Untangling object recognition: How does the visual system achieve
“invariant” object representation.

James DiCarlo

DiCarlo Lab, McGovern Institute for Brain Research, MIT

Although object recognition is fundamental to our behavior and seemingly effortless, it is a
remarkably challenging computational problem because the visual system must somehow
tolerate tremendous image variation produced by different views of each object
(the“invariance” problem). To understand how the primate brain accomplishes this
remarkable feat, we must understand how sensory input is transformed from an initial
neuronal population representation (a photograph on the retina), to a new, remarkably
powerful form of neuronal population representation at the highest level of the primate ventral
visual stream (inferior temporal cortex, IT).

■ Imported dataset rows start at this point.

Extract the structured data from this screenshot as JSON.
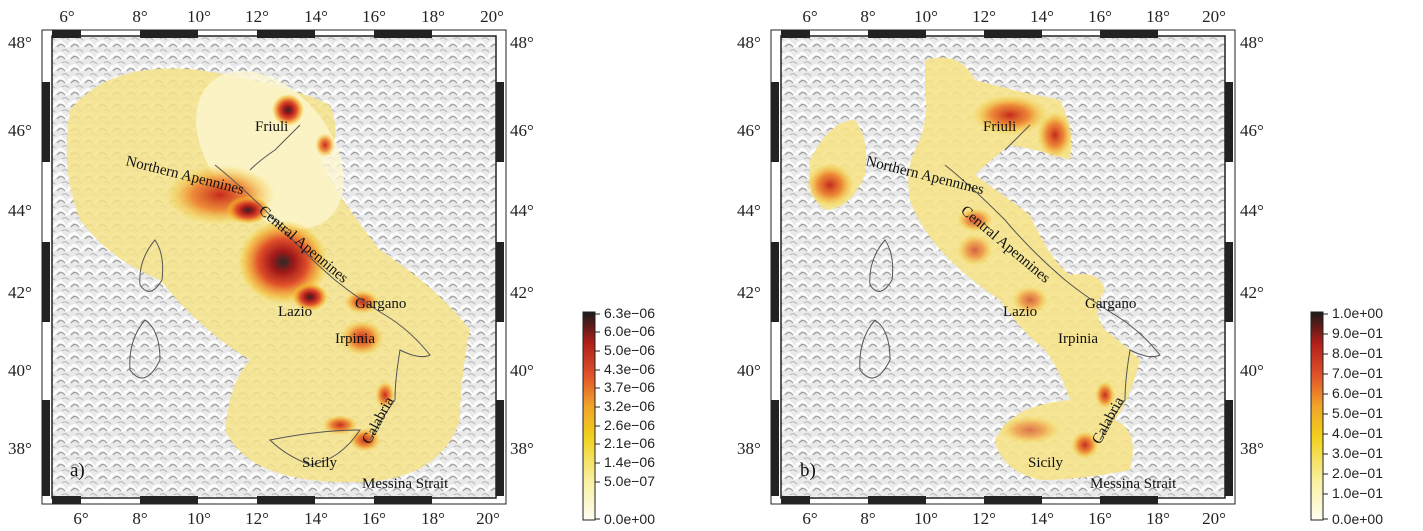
{
  "panels": [
    {
      "id": "a",
      "panel_label": "a)",
      "lon_ticks": [
        "6°",
        "8°",
        "10°",
        "12°",
        "14°",
        "16°",
        "18°",
        "20°"
      ],
      "lat_ticks": [
        "48°",
        "46°",
        "44°",
        "42°",
        "40°",
        "38°"
      ],
      "place_labels": [
        "Friuli",
        "Northern Apennines",
        "Central Apennines",
        "Gargano",
        "Lazio",
        "Irpinia",
        "Calabria",
        "Sicily",
        "Messina Strait"
      ],
      "colorbar_ticks": [
        "6.3e−06",
        "6.0e−06",
        "5.0e−06",
        "4.3e−06",
        "3.7e−06",
        "3.2e−06",
        "2.6e−06",
        "2.1e−06",
        "1.4e−06",
        "5.0e−07",
        "0.0e+00"
      ]
    },
    {
      "id": "b",
      "panel_label": "b)",
      "lon_ticks": [
        "6°",
        "8°",
        "10°",
        "12°",
        "14°",
        "16°",
        "18°",
        "20°"
      ],
      "lat_ticks": [
        "48°",
        "46°",
        "44°",
        "42°",
        "40°",
        "38°"
      ],
      "place_labels": [
        "Friuli",
        "Northern Apennines",
        "Central Apennines",
        "Gargano",
        "Lazio",
        "Irpinia",
        "Calabria",
        "Sicily",
        "Messina Strait"
      ],
      "colorbar_ticks": [
        "1.0e+00",
        "9.0e−01",
        "8.0e−01",
        "7.0e−01",
        "6.0e−01",
        "5.0e−01",
        "4.0e−01",
        "3.0e−01",
        "2.0e−01",
        "1.0e−01",
        "0.0e+00"
      ]
    }
  ],
  "colors": {
    "low": "#fdfbe0",
    "mid": "#f2d21b",
    "high": "#d83a1a",
    "max": "#1a1a1a"
  }
}
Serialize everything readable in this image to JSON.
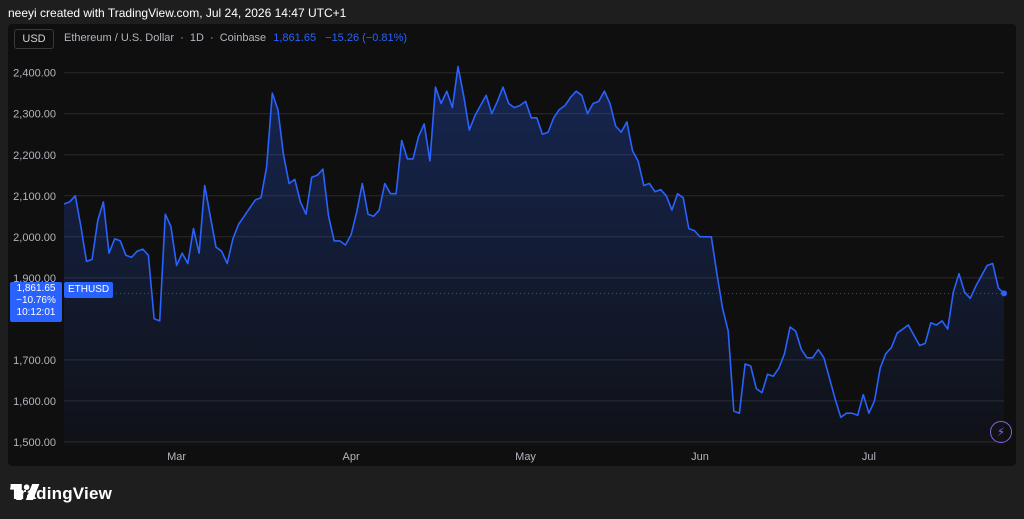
{
  "header": {
    "caption": "neeyi created with TradingView.com, Jul 24, 2026 14:47 UTC+1"
  },
  "toolbar": {
    "currency_label": "USD"
  },
  "legend": {
    "symbol": "Ethereum / U.S. Dollar",
    "interval": "1D",
    "exchange": "Coinbase",
    "last_price": "1,861.65",
    "change": "−15.26 (−0.81%)",
    "sep": "·",
    "slash_sep": "/"
  },
  "price_label": {
    "price": "1,861.65",
    "change_pct": "−10.76%",
    "countdown": "10:12:01",
    "symbol": "ETHUSD"
  },
  "brand": {
    "name": "TradingView"
  },
  "colors": {
    "line": "#2962ff",
    "background": "#0f0f0f",
    "grid": "#2a2a2a",
    "text": "#b2b5be",
    "badge": "#2962ff"
  },
  "icons": {
    "alert": "bolt-icon",
    "logo": "tradingview-logo-icon"
  },
  "chart_data": {
    "type": "area",
    "title": "Ethereum / U.S. Dollar · 1D · Coinbase",
    "xlabel": "",
    "ylabel": "",
    "ylim": [
      1490,
      2470
    ],
    "y_ticks": [
      1500,
      1600,
      1700,
      1900,
      2000,
      2100,
      2200,
      2300,
      2400
    ],
    "y_tick_labels": [
      "1,500.00",
      "1,600.00",
      "1,700.00",
      "1,900.00",
      "2,000.00",
      "2,100.00",
      "2,200.00",
      "2,300.00",
      "2,400.00"
    ],
    "x_tick_labels": [
      "Mar",
      "Apr",
      "May",
      "Jun",
      "Jul"
    ],
    "x_tick_index": [
      20,
      51,
      82,
      113,
      143
    ],
    "current_price": 1861.65,
    "series": [
      {
        "values": [
          2080,
          2085,
          2100,
          2025,
          1940,
          1945,
          2040,
          2085,
          1960,
          1995,
          1990,
          1955,
          1950,
          1965,
          1970,
          1955,
          1800,
          1795,
          2055,
          2025,
          1930,
          1960,
          1935,
          2020,
          1960,
          2125,
          2050,
          1975,
          1965,
          1935,
          1995,
          2030,
          2050,
          2070,
          2090,
          2095,
          2170,
          2350,
          2310,
          2200,
          2130,
          2140,
          2085,
          2055,
          2145,
          2150,
          2165,
          2050,
          1990,
          1990,
          1980,
          2005,
          2060,
          2130,
          2055,
          2050,
          2065,
          2130,
          2105,
          2105,
          2235,
          2190,
          2190,
          2245,
          2275,
          2185,
          2365,
          2325,
          2355,
          2315,
          2415,
          2345,
          2260,
          2295,
          2320,
          2345,
          2300,
          2330,
          2365,
          2325,
          2315,
          2320,
          2330,
          2290,
          2290,
          2250,
          2255,
          2290,
          2310,
          2320,
          2340,
          2355,
          2345,
          2300,
          2325,
          2330,
          2355,
          2325,
          2270,
          2255,
          2280,
          2210,
          2185,
          2125,
          2130,
          2110,
          2115,
          2100,
          2065,
          2105,
          2095,
          2020,
          2015,
          2000,
          2000,
          2000,
          1910,
          1825,
          1770,
          1575,
          1570,
          1690,
          1685,
          1630,
          1620,
          1665,
          1660,
          1680,
          1715,
          1780,
          1770,
          1725,
          1705,
          1705,
          1725,
          1705,
          1655,
          1605,
          1560,
          1570,
          1570,
          1565,
          1615,
          1570,
          1600,
          1680,
          1715,
          1730,
          1765,
          1775,
          1785,
          1760,
          1735,
          1740,
          1790,
          1785,
          1795,
          1775,
          1865,
          1910,
          1865,
          1850,
          1880,
          1905,
          1930,
          1935,
          1875,
          1862
        ]
      }
    ]
  }
}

In this talk, I will review our results on the ability of the IT population representation to support
position-, scale- and clutter- tolerant recognition. I will present a geometric perspective for
thinking about how this ventral visual stream constructs this representation (“untangling”
object manifolds). Finally, I will show our recent neurophysiological and psychophysical
results that suggest that this untangling is driven by the spatiotemporal statistics of
unsupervised natural visual experience. Our longterm goal is to use the understanding of this
biological computation to inspire artificial vision systems, to aid the development of visual
prosthetics, to provide guidance to molecular approaches to repair lost brain function,
and to obtain deep insight into how the brain represents sensory information in a way that is
highly suited for cognition and action.